As a manager, how do you prepare yourself for a hard conversation?

  1. Mental preparation: The tough work starts before the conversation even takes place. You need to make sure you are in the right mental state to receive what will be said back to you. Just because you think you know all the facts about a situation—doesn’t mean you’re right. The person across the table from you may have had a very different outlook, and you need to be ready to listen. Be open to their response and story. Stay away from your attack back
  2. Keep your guard up, and your defensiveness down: During the conversation, it’s common to feel that both sides need to be on the defense at all times—but you need to let go of your emotional protection. The only way to bring walls down and have a productive conversation is to come ready to knock the barriers down.

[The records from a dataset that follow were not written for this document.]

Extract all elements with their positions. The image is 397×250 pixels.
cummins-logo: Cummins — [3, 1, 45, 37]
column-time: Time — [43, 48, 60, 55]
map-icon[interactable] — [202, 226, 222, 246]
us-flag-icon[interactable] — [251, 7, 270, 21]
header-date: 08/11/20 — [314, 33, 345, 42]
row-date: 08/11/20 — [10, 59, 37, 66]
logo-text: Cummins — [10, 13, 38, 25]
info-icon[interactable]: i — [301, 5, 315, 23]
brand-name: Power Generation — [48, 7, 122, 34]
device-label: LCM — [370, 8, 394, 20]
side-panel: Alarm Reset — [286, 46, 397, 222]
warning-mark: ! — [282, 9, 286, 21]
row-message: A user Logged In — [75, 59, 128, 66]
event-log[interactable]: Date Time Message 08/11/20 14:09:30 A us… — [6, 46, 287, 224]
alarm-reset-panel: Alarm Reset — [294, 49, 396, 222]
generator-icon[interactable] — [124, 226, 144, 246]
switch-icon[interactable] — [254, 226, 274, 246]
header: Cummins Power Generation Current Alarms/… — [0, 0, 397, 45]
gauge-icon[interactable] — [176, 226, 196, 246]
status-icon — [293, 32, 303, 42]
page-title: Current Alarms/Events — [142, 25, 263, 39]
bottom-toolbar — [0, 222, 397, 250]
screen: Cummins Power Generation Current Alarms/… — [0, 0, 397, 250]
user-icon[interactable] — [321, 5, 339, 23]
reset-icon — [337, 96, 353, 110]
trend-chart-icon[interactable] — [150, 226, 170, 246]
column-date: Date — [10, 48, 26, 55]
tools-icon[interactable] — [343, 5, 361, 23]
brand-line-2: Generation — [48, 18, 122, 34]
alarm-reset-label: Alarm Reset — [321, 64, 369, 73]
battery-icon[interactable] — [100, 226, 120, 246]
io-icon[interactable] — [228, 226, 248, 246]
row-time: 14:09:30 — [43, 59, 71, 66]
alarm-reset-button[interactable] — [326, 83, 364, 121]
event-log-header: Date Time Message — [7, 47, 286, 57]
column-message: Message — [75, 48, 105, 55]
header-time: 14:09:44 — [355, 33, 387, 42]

  3. Take the lead: It’s good for the manager to drive and direct the conversation. Since you’re mentally prepared, and hopefully your employee is too, it still is good for you to have a prepared agenda for the smoothest results. They are looking for leadership and new direction from you.

As long as your difficult conversations are filled with purpose to have a great outcome, there’s no need to fear it. Be as prepared as you can—and never let selfish gain be your goal. Keeping a clean slate with all working relationships will always pay off for both parties. Sometimes you work with people a lot longer than you intend, or even run into them at other companies. Handling situations right will prove to never be wrong.